Keloğlan da tüm gün yürümekten çok yorulmuş. “Şu ağaç gölgesinde biraz dinlensem iyi olur” diye düşünmüş. Ama ağacın gölgesine uzandığı zaman yorgunluğunda etkisiyle hemen uykuya geçmiş. Bu arada suyu içen koyunlarda önce otlamaya başlamışlar, otlarken de dört bir yana dağılmışlar. Aradan süre geçmiş akşam olmuş.
Bakmış köylüler Keloğlan ve koyunlar ortada yok. Telaşa kapılmışlar. “Biz ne ettik, el kadar çocuğa koyunları teslim ettik, dağa gönderdik.

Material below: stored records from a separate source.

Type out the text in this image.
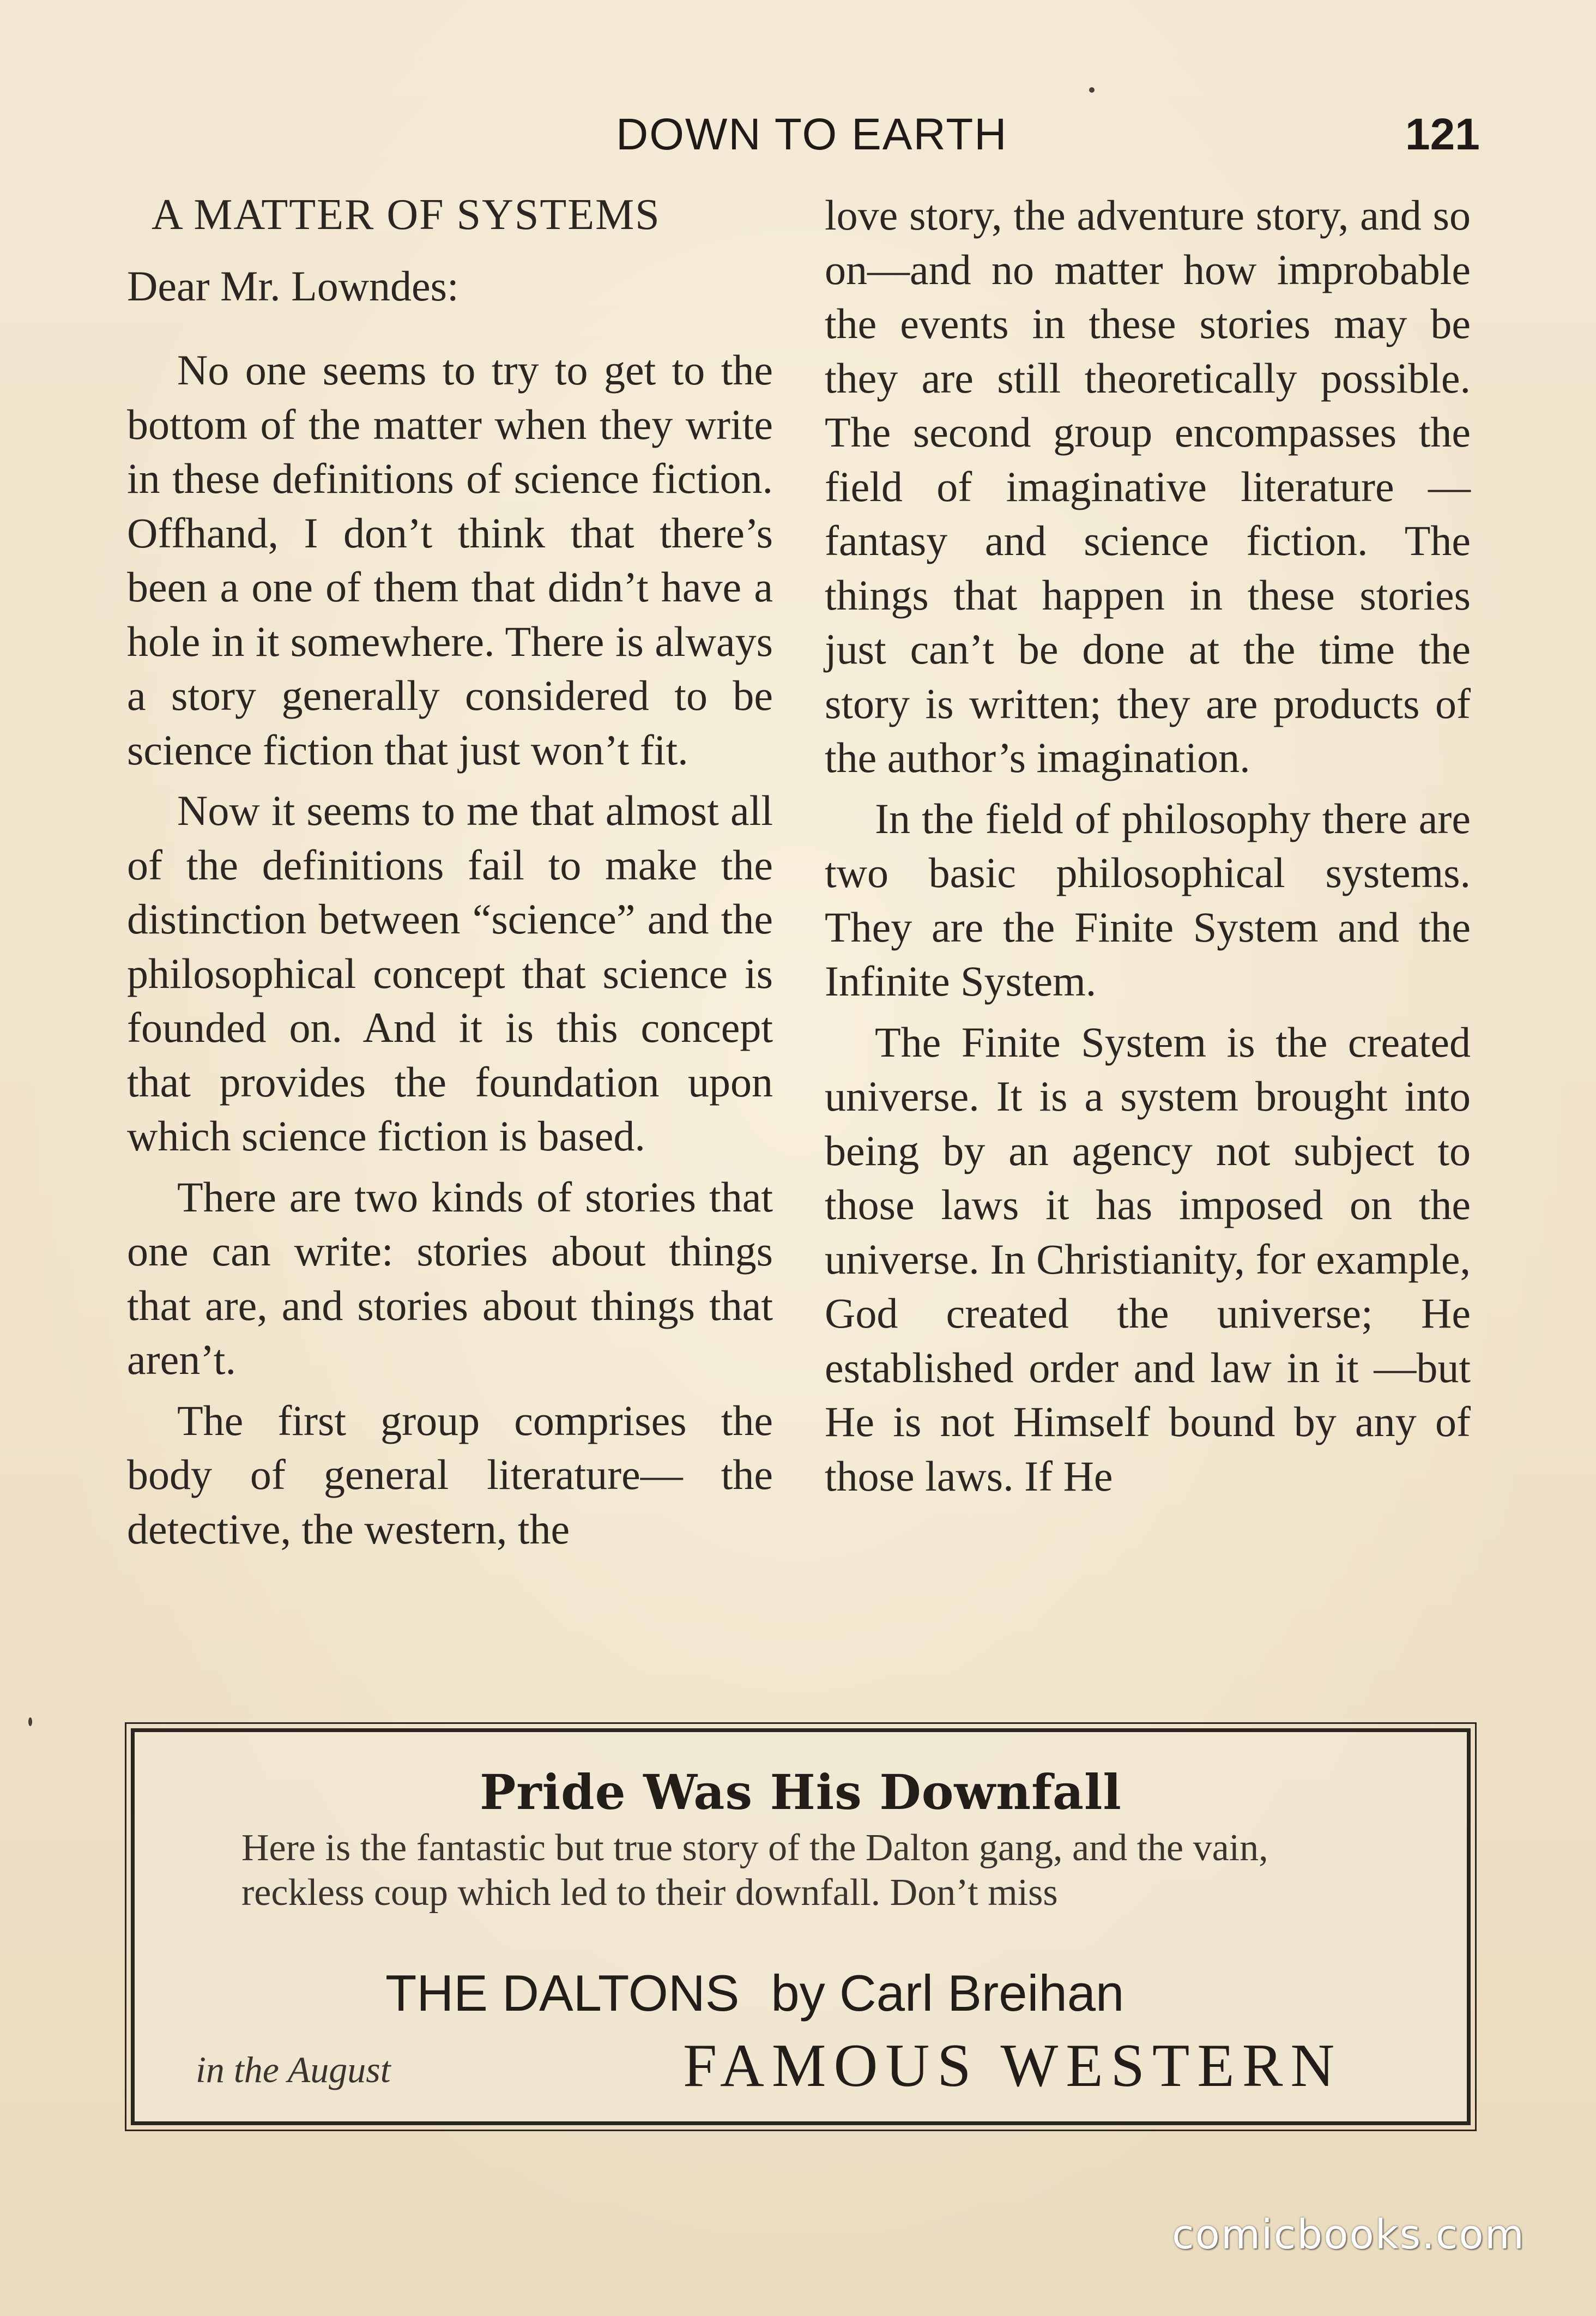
DOWN TO EARTH	121

A MATTER OF SYSTEMS

Dear Mr. Lowndes:

No one seems to try to get to the bottom of the matter when they write in these definitions of science fiction. Offhand, I don’t think that there’s been a one of them that didn’t have a hole in it somewhere. There is always a story generally considered to be science fiction that just won’t fit.

Now it seems to me that almost all of the definitions fail to make the distinction between “science” and the philosophical concept that science is founded on. And it is this concept that provides the foundation upon which science fiction is based.

There are two kinds of stories that one can write: stories about things that are, and stories about things that aren’t.

The first group comprises the body of general literature— the detective, the western, the

love story, the adventure story, and so on—and no matter how improbable the events in these stories may be they are still theoretically possible. The second group encompasses the field of imaginative literature —fantasy and science fiction. The things that happen in these stories just can’t be done at the time the story is written; they are products of the author’s imagination.

In the field of philosophy there are two basic philosophical systems. They are the Finite System and the Infinite System.

The Finite System is the created universe. It is a system brought into being by an agency not subject to those laws it has imposed on the universe. In Christianity, for example, God created the universe; He established order and law in it —but He is not Himself bound by any of those laws. If He

Pride Was His Downfall
Here is the fantastic but true story of the Dalton gang, and the vain, reckless coup which led to their downfall. Don’t miss
THE DALTONS by Carl Breihan
in the August	FAMOUS WESTERN
comicbooks.com
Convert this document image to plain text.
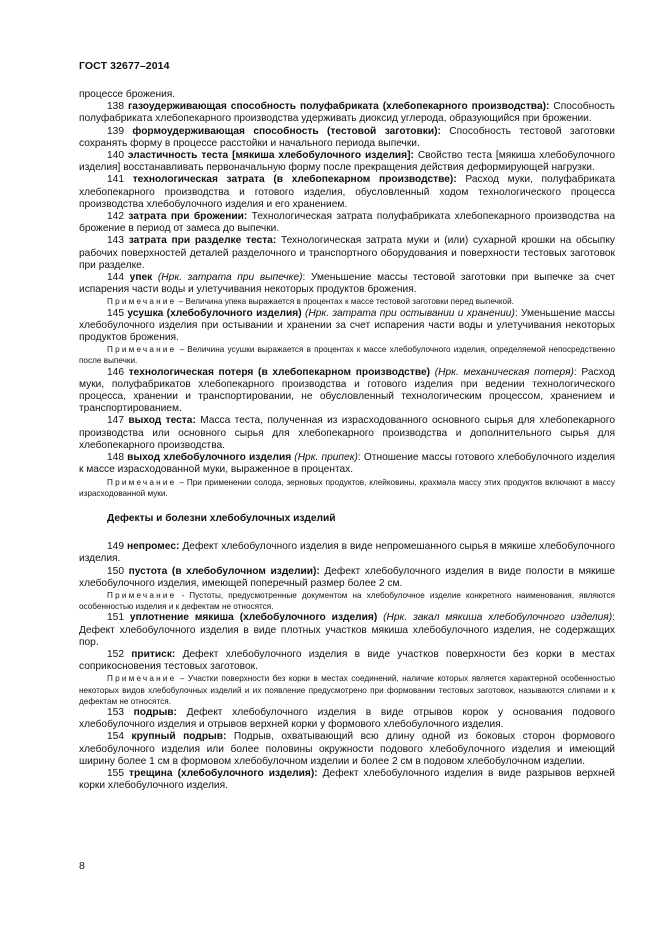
ГОСТ 32677–2014

процессе брожения.

138 газоудерживающая способность полуфабриката (хлебопекарного производства): Способность полуфабриката хлебопекарного производства удерживать диоксид углерода, образующийся при брожении.

139 формоудерживающая способность (тестовой заготовки): Способность тестовой заготовки сохранять форму в процессе расстойки и начального периода выпечки.

140 эластичность теста [мякиша хлебобулочного изделия]: Свойство теста [мякиша хлебобулочного изделия] восстанавливать первоначальную форму после прекращения действия деформирующей нагрузки.

141 технологическая затрата (в хлебопекарном производстве): Расход муки, полуфабриката хлебопекарного производства и готового изделия, обусловленный ходом технологического процесса производства хлебобулочного изделия и его хранением.

142 затрата при брожении: Технологическая затрата полуфабриката хлебопекарного производства на брожение в период от замеса до выпечки.

143 затрата при разделке теста: Технологическая затрата муки и (или) сухарной крошки на обсыпку рабочих поверхностей деталей разделочного и транспортного оборудования и поверхности тестовых заготовок при разделке.

144 упек (Нрк. затрата при выпечке): Уменьшение массы тестовой заготовки при выпечке за счет испарения части воды и улетучивания некоторых продуктов брожения.

Примечание – Величина упека выражается в процентах к массе тестовой заготовки перед выпечкой.

145 усушка (хлебобулочного изделия) (Нрк. затрата при остывании и хранении): Уменьшение массы хлебобулочного изделия при остывании и хранении за счет испарения части воды и улетучивания некоторых продуктов брожения.

Примечание – Величина усушки выражается в процентах к массе хлебобулочного изделия, определяемой непосредственно после выпечки.

146 технологическая потеря (в хлебопекарном производстве) (Нрк. механическая потеря): Расход муки, полуфабрикатов хлебопекарного производства и готового изделия при ведении технологического процесса, хранении и транспортировании, не обусловленный технологическим процессом, хранением и транспортированием.

147 выход теста: Масса теста, полученная из израсходованного основного сырья для хлебопекарного производства или основного сырья для хлебопекарного производства и дополнительного сырья для хлебопекарного производства.

148 выход хлебобулочного изделия (Нрк. припек): Отношение массы готового хлебобулочного изделия к массе израсходованной муки, выраженное в процентах.

Примечание – При применении солода, зерновых продуктов, клейковины, крахмала массу этих продуктов включают в массу израсходованной муки.

Дефекты и болезни хлебобулочных изделий

149 непромес: Дефект хлебобулочного изделия в виде непромешанного сырья в мякише хлебобулочного изделия.

150 пустота (в хлебобулочном изделии): Дефект хлебобулочного изделия в виде полости в мякише хлебобулочного изделия, имеющей поперечный размер более 2 см.

Примечание - Пустоты, предусмотренные документом на хлебобулочное изделие конкретного наименования, являются особенностью изделия и к дефектам не относятся.

151 уплотнение мякиша (хлебобулочного изделия) (Нрк. закал мякиша хлебобулочного изделия): Дефект хлебобулочного изделия в виде плотных участков мякиша хлебобулочного изделия, не содержащих пор.

152 притиск: Дефект хлебобулочного изделия в виде участков поверхности без корки в местах соприкосновения тестовых заготовок.

Примечание – Участки поверхности без корки в местах соединений, наличие которых является характерной особенностью некоторых видов хлебобулочных изделий и их появление предусмотрено при формовании тестовых заготовок, называются слипами и к дефектам не относятся.

153 подрыв: Дефект хлебобулочного изделия в виде отрывов корок у основания подового хлебобулочного изделия и отрывов верхней корки у формового хлебобулочного изделия.

154 крупный подрыв: Подрыв, охватывающий всю длину одной из боковых сторон формового хлебобулочного изделия или более половины окружности подового хлебобулочного изделия и имеющий ширину более 1 см в формовом хлебобулочном изделии и более 2 см в подовом хлебобулочном изделии.

155 трещина (хлебобулочного изделия): Дефект хлебобулочного изделия в виде разрывов верхней корки хлебобулочного изделия.

8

Başına bir iş gelmese bari” diye söylenerek onu aramak için yola koyulmuşlar.
Bu arada bizim çoban Keloğlan ise duyduğu sesler üzerine uykudan uyanmış. Bir bakmış sağa sola dağılmış koyunlarını haydut kılıklı bir takım adamlar topluyormuş. Topladıklarını da dağa doğru sürüyormuş. Çoban Keloğlan yattığı yerden doğrulmuş ve seslenmiş. “Aman ağam ne yapıyorsunuz siz? Onlar bana emanet edilen sürü, sahipsiz değil onlar!” demiş. Haramilerin başı olduğu belli olan bir adam kahkahalar atarak ona doğru gelmeye başlamış.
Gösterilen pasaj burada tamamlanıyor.